Yea makes total sense - so you'd go for the logical yyyy-mm-dd format then, to fit with how you speak the date? Right? 😅

[–] arrow74@lemmy.zip 5 points 6 hours ago

I've never met an American English speaker that says today is 2026 March 3rd. They would say today is March 3rd 2026. If the year is included at all, usually it isn't and is understood.

[–] sorghum@sh.itjust.works 4 points 9 hours ago* (last edited 9 hours ago) (4 children)

I've been using yyyymmdd and was appalled when I found out the ones appaled by the American method uses ddmmyyyy. It doesn't even sort chronologicaly in alpha numeric ordering. Just why???

Edit: I just realized that ddmmyyyy looks like dummy and that's how I'm going to refer to it from now on.

[–] urandom@lemmy.world 1 points 4 hours ago

They don’t use ddmmyyyy, but mmddyyyy

[–] stoy@lemmy.zip 8 points 8 hours ago (1 children)

It's worse, the American standard is mm/dd/yyyy.

[–] whyNotSquirrel@sh.itjust.works 2 points 6 hours ago

I go by yyyy/dd-mm:ww because I'm special

[–] LH0ezVT@sh.itjust.works 5 points 8 hours ago (1 children)

Oh boy, never look up big / little endian in computers

[–] sorghum@sh.itjust.works 1 points 6 hours ago

Yeah, I seem to remember that architecture code is done little endian, and the network stack is big endian. Then there is bi-endian, which I have no clue how that works.

[–] accideath@feddit.org 2 points 7 hours ago (2 children)

When naming files that need to be alphanumerically sorted, yyyymmdd it’s absolutely what anyone I know will use. But in writing or language, mmddyyyy is the way to go. You start with the most gradual denominator, since it’s the most important and you sometimes skip the larger ones because they can be evident

[–] Alaknar@sopuli.xyz 3 points 6 hours ago

You start with the most gradual denominator

So, the year. YYYY-MM-dd.

and you sometimes skip the larger ones because they can be evident

So, skip the month: dd-MM-YYYY.

There's no scenario in which MM-dd-YYYY makes more sense. Unless you're expecting to communicate with someone with heavy brain damage who cannot retain information for 0.2 seconds, I guess?

[–] sorghum@sh.itjust.works 1 points 6 hours ago (1 children)

I'd much rather have consistency. If yyyymmdd is the best solution for file names, it's the best across the board.

[–] accideath@feddit.org 1 points 6 hours ago (2 children)

How do you say it though? „It’s the 2026 March 12“?

[–] prodigalsorcerer@lemmy.ca 1 points 2 hours ago

Writing and speech don't need to be the same. You can say "March 12th, 2026" while writing it as either (all numbers) 2026-03-12 or (as spoken) "March 12, 2026". Just like you might write "$100", even though you'd never say "dollars one hundred"

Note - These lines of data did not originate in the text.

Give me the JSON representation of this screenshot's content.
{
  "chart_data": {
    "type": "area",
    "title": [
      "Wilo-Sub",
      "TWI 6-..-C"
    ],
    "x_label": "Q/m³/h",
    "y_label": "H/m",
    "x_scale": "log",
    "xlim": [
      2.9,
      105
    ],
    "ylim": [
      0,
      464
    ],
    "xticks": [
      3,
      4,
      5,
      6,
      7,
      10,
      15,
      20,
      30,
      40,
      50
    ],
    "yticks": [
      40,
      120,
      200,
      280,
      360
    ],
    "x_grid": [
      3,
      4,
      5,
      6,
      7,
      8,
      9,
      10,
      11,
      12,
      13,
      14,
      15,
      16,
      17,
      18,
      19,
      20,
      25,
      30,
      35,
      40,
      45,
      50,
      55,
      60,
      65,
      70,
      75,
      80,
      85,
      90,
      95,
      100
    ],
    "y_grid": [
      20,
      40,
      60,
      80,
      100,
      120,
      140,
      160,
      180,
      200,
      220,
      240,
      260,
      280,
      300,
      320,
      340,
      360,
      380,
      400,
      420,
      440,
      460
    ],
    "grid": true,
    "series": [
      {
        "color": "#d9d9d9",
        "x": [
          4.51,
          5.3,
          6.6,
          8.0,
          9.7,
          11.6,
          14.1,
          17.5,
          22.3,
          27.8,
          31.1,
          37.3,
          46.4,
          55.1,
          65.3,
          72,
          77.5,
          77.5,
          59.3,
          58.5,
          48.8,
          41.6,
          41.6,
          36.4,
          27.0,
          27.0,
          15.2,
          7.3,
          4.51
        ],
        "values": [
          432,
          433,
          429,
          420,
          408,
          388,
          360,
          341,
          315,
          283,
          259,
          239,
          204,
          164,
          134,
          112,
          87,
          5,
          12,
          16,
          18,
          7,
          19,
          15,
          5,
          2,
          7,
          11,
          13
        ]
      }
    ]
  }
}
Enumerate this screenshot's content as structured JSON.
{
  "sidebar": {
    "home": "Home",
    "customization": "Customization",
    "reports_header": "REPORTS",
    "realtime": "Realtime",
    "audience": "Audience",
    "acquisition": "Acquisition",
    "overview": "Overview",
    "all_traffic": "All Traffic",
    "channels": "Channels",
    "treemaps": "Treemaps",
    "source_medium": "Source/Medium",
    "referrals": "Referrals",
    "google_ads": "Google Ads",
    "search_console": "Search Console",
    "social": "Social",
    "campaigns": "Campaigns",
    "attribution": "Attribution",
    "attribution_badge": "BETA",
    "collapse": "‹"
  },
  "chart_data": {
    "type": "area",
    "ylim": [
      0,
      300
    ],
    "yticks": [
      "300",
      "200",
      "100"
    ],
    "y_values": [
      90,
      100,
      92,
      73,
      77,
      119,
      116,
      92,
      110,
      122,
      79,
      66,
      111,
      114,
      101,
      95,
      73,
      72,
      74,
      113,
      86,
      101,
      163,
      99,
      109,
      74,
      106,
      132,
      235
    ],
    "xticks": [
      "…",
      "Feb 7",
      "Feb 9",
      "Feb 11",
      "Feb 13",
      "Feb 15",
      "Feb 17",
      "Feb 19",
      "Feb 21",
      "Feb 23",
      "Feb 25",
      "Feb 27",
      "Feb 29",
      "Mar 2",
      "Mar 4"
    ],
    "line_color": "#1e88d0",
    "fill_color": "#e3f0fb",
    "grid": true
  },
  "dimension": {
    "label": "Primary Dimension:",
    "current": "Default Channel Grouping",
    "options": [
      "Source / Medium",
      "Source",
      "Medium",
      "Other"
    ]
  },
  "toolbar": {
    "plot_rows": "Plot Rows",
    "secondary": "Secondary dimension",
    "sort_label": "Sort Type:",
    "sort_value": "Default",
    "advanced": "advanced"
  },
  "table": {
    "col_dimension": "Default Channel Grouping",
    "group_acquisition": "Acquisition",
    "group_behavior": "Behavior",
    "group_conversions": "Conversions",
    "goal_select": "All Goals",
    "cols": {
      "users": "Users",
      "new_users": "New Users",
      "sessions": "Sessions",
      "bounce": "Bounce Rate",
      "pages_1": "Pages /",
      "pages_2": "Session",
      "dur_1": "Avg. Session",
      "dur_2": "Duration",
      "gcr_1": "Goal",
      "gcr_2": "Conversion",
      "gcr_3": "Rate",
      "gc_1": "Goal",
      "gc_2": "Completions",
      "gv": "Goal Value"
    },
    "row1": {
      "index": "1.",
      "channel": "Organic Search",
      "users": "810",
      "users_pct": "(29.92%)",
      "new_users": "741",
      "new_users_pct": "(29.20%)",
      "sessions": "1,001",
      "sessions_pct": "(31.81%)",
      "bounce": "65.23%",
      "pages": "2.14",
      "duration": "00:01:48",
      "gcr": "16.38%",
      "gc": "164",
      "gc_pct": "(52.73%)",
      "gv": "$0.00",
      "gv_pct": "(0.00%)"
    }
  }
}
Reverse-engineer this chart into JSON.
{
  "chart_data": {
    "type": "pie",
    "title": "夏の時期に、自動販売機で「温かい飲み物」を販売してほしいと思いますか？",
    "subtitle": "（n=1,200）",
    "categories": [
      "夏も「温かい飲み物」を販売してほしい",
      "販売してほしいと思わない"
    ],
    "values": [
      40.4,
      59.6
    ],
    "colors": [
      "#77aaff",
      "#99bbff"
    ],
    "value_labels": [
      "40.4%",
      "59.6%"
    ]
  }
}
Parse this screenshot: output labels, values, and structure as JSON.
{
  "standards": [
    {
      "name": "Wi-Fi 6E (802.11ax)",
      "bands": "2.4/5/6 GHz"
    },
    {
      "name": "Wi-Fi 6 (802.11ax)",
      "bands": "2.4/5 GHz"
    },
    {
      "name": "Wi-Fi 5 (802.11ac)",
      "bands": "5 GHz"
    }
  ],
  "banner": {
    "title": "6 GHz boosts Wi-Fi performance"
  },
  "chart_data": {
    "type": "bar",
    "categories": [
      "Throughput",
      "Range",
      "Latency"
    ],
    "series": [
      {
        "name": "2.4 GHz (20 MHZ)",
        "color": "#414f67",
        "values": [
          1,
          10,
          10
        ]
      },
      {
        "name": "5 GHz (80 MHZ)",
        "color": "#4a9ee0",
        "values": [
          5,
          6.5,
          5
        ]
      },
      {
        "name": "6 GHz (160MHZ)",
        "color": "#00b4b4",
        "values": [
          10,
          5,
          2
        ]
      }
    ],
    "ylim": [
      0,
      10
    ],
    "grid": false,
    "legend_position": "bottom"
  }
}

[–] sorghum@sh.itjust.works 1 points 5 hours ago

Here in the states we use short hand usually. So your date would just be stated as, "March 12th". Long format would start off as, "in the year 2026 AD/CE..." which is usually done in things like proclamations by local governments for naming a specific day in someone's honor.

For previous and current dates, people definitely use mmddyyyy and I don't like it. I would much prefer to use something along the line of star-dates from star trek time expressed in years only: 2026.19178 (March 12 00:00). This fixes the need for leap years/days/seconds in calendars and instead dates become accurate.